By JasonR86 14 Comments
So I have a nephew who is just over 2 years old. It seems like every time I see him he's a little different because he's constantly learning so much so quickly. Plus that learning is usually a culmination of several different things all coming together to form one whole. So it's rare for me to see him not only learn something but to see him learn it from a direct interaction with a specific thing.
Well yesterday I finally got to see such learning take place. My sister has added a few game to her i-phone so that my nephew can play with them. What he likes to do is take the phone to someone and play two games with that person; Angry Birds Space and Temple Run. Yesterday was my turn to play those games with him.

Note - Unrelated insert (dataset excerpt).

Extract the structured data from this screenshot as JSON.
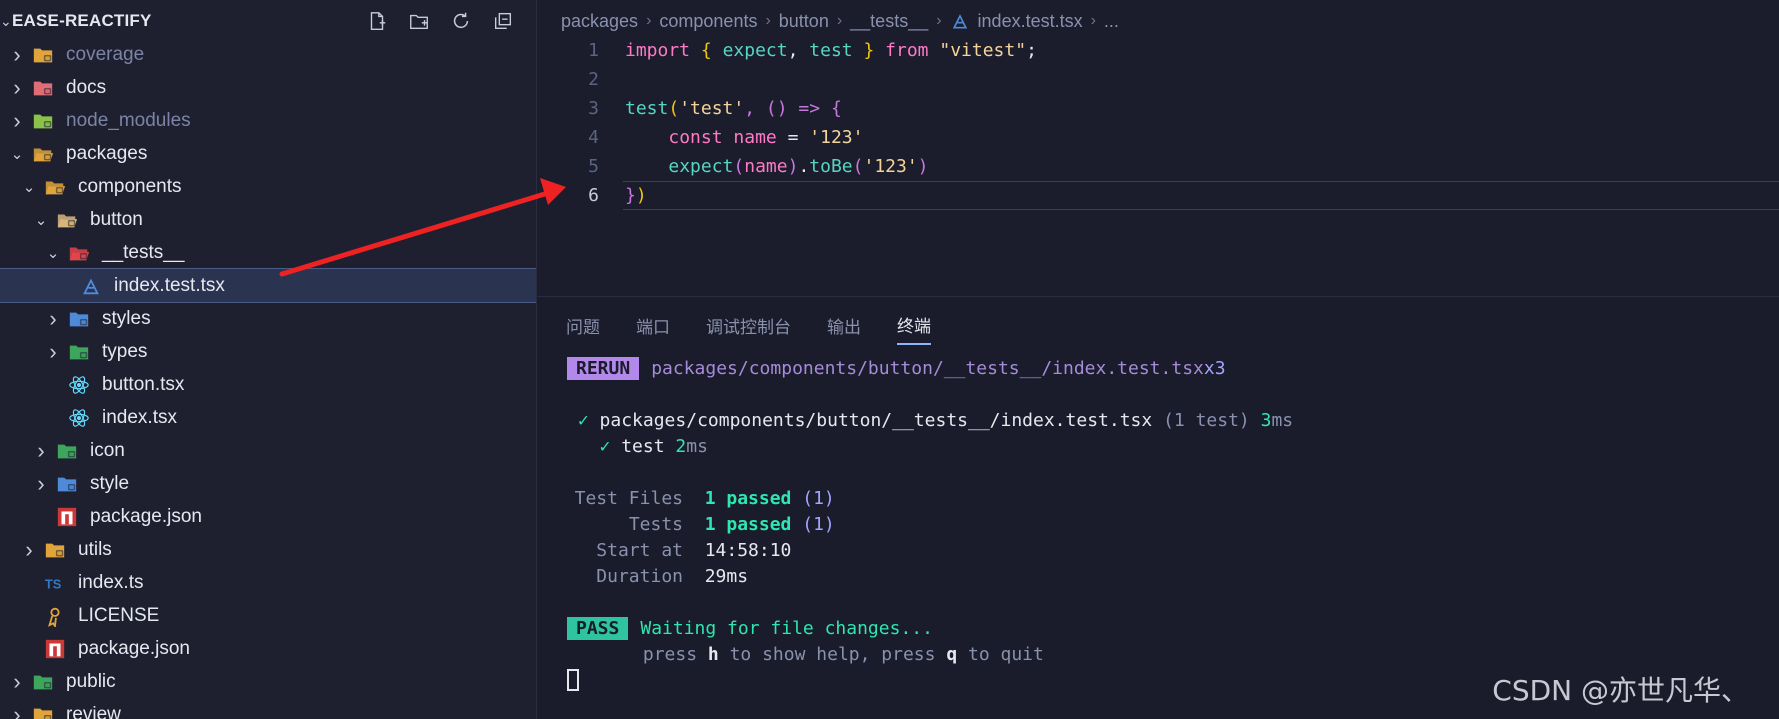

So he ran over to me phone in hand, jumped on to the couch next to me, plopped the phone in my hands, and urged me to play. The first game we played was Angry Birds. He pulled up a level that he knew how to beat and showed me. Then he got a level he couldn't beat and couldn't figure what to do. All of the level prior to this new level required him to shot the bird left to right and didn't rely too much on gravity from other planets. This new level required him to shot right to left and use a planet's gravitational pull to whip the bird around the planet to hit the pigs. His problem was he kept shooting left to right. So I showed him the concept of shooting right to left and using gravity (by doing it myself with one of our birds). Once he saw me do it he figured it out and then, in subsequent levels, applied shooting in all direction and gravity to hit the pigs. It was amazing. One simple example was all he needed to grasp a pretty complex concept for such a young kid.
He then pulled up Temple Run. Basically he knew how to jump but he didn't know how to slide or turn left and right. He also didn't have the timing down at all. He just kept jumping over and over. So I showed how to jump, slide, and turn left and right and associated those actions with words ('up', 'down', 'left', 'right'). I then gave him the phone back and, as he played, said the words with the right timing so that he could react appropriately. He got it right away. He had to act pretty fast too and he did it really well. Then I stopped speaking and he kept progressing through the game with his newly attuned timing.
What was the coolest thing about this experience was seeing how much fun he had while he was learning at the same time. Plus we got to spend time together which we both liked. I've been playing games for a long time. I was playing the Colecovision when I was not that much older then my nephew. So I know that they have had an effect on how I think and perceive the world. But this was the first time that that correlation was made so explicitly clear to me. It was also great to see how much fun these games can be. I think that as I've gotten older I've taken games more and more seriously. Which is fine and I'm happy that the medium has grown to such a degree that I can do so. But it's kind of nice to remember that games can also be a ton of fun too. I guess I just needed a 2 year old to remind me of these things.